Это осталось свято потому, что и экономическая, и политическая система капитализма осталась прежней, такой же порочной и несправедливой, какой была всегда, нисколько не лучше, а у нас в Бразилии создаваемые ею проблемы обострились еще больше. Плачевное, сожаления достойное зрелище являет сегодня бразильское общество – ежедневная трагедия голода и нищеты, война с детьми, которых эти же голод и нищета толкают на преступления, полуфеодальные латифундии, истощение земель, уничтожение лесов, ублюдочные элиты. В самом деле, плакать хочется, когда видишь на экране телевизора лик сегодняшней Бразилии.
Надо сохранить родину и родную землю, надо сделать так, чтобы вернулись к нам прежние наши, столь свойственные нам сердечность и веселье, чтобы бразилец обрел свой исконный, свой природный вкус к песне, к танцу, к футболу и карнавалу, к празднику.

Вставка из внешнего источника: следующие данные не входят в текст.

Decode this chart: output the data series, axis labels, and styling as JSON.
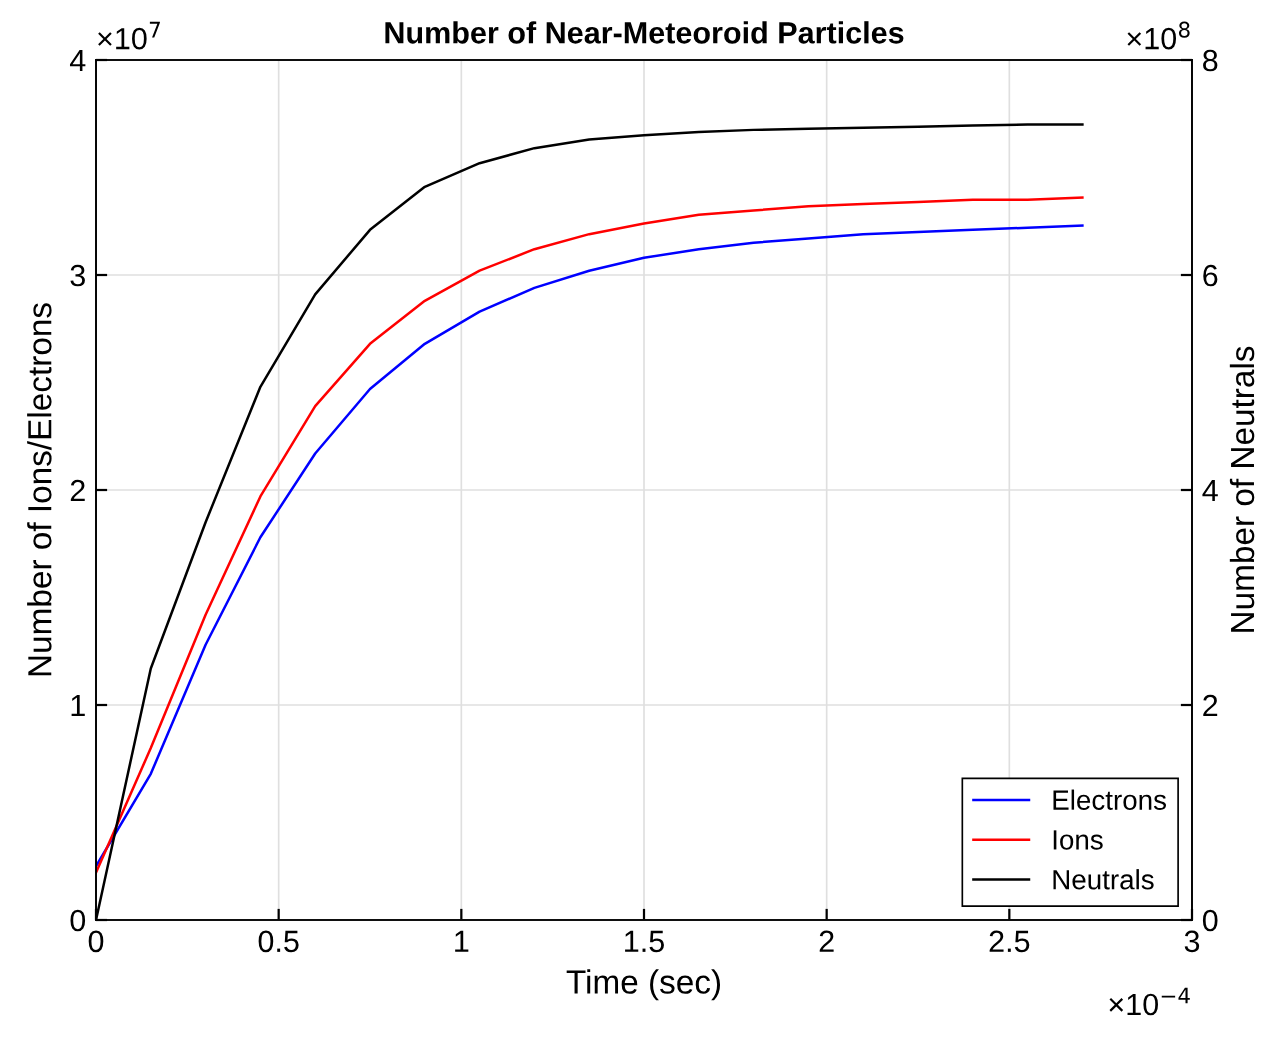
{
  "chart_data": {
    "type": "line",
    "title": "Number of Near-Meteoroid Particles",
    "xlabel": "Time (sec)",
    "ylabel": "Number of Ions/Electrons",
    "y2label": "Number of Neutrals",
    "x": [
      0,
      0.15,
      0.3,
      0.45,
      0.6,
      0.75,
      0.9,
      1.05,
      1.2,
      1.35,
      1.5,
      1.65,
      1.8,
      1.95,
      2.1,
      2.25,
      2.4,
      2.55,
      2.7
    ],
    "series": [
      {
        "name": "Electrons",
        "color": "#0000ff",
        "values": [
          0.25,
          0.68,
          1.28,
          1.78,
          2.17,
          2.47,
          2.68,
          2.83,
          2.94,
          3.02,
          3.08,
          3.12,
          3.15,
          3.17,
          3.19,
          3.2,
          3.21,
          3.22,
          3.23
        ]
      },
      {
        "name": "Ions",
        "color": "#ff0000",
        "values": [
          0.22,
          0.8,
          1.42,
          1.97,
          2.39,
          2.68,
          2.88,
          3.02,
          3.12,
          3.19,
          3.24,
          3.28,
          3.3,
          3.32,
          3.33,
          3.34,
          3.35,
          3.35,
          3.36
        ]
      },
      {
        "name": "Neutrals",
        "color": "#000000",
        "axis": "y2",
        "values": [
          0,
          2.34,
          3.7,
          4.96,
          5.82,
          6.42,
          6.82,
          7.04,
          7.18,
          7.26,
          7.3,
          7.33,
          7.35,
          7.36,
          7.37,
          7.38,
          7.39,
          7.4,
          7.4
        ]
      }
    ],
    "xlim": [
      0,
      3
    ],
    "xticks": [
      0,
      0.5,
      1,
      1.5,
      2,
      2.5,
      3
    ],
    "ylim": [
      0,
      4
    ],
    "yticks": [
      0,
      1,
      2,
      3,
      4
    ],
    "y2lim": [
      0,
      8
    ],
    "y2ticks": [
      0,
      2,
      4,
      6,
      8
    ],
    "annotations": [
      "×10$^{7}$",
      "×10$^{8}$",
      "×10$^{−4}$"
    ],
    "grid": true,
    "legend": "bottom right",
    "marker": "none",
    "line_style": "solid"
  }
}
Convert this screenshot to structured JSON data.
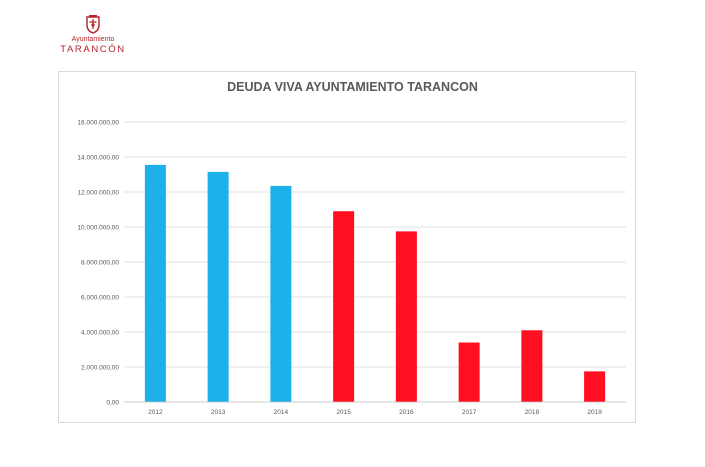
{
  "logo": {
    "line1": "Ayuntamiento",
    "line2": "TARANCÓN",
    "color": "#b5232b",
    "emblem_icon": "coat-of-arms-icon"
  },
  "chart_data": {
    "type": "bar",
    "title": "DEUDA VIVA AYUNTAMIENTO TARANCON",
    "xlabel": "",
    "ylabel": "",
    "categories": [
      "2012",
      "2013",
      "2014",
      "2015",
      "2016",
      "2017",
      "2018",
      "2019"
    ],
    "values": [
      13550000,
      13150000,
      12350000,
      10900000,
      9750000,
      3400000,
      4100000,
      1750000
    ],
    "bar_colors": [
      "#1eb0ea",
      "#1eb0ea",
      "#1eb0ea",
      "#ff0f1f",
      "#ff0f1f",
      "#ff0f1f",
      "#ff0f1f",
      "#ff0f1f"
    ],
    "ylim": [
      0,
      16000000
    ],
    "y_ticks": [
      0,
      2000000,
      4000000,
      6000000,
      8000000,
      10000000,
      12000000,
      14000000,
      16000000
    ],
    "y_tick_labels": [
      "0,00",
      "2.000.000,00",
      "4.000.000,00",
      "6.000.000,00",
      "8.000.000,00",
      "10.000.000,00",
      "12.000.000,00",
      "14.000.000,00",
      "16.000.000,00"
    ],
    "grid": true,
    "legend": "none"
  }
}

…В Испании, в Эскориале, пока длились эти летние курсы, я неотступно думаю о Жаке, о том разговоре, который нам предстоит. Я надеюсь помочь ему. Он мне и вправду как сын, мы встретились, когда он был почти подростком.
И в Париже я первым делом бросаюсь к телефону, звоню Ирен, дочери Жака – он всегда останавливается у нее, – и слышу, как она плачет. Жак два дня назад умер от инфаркта.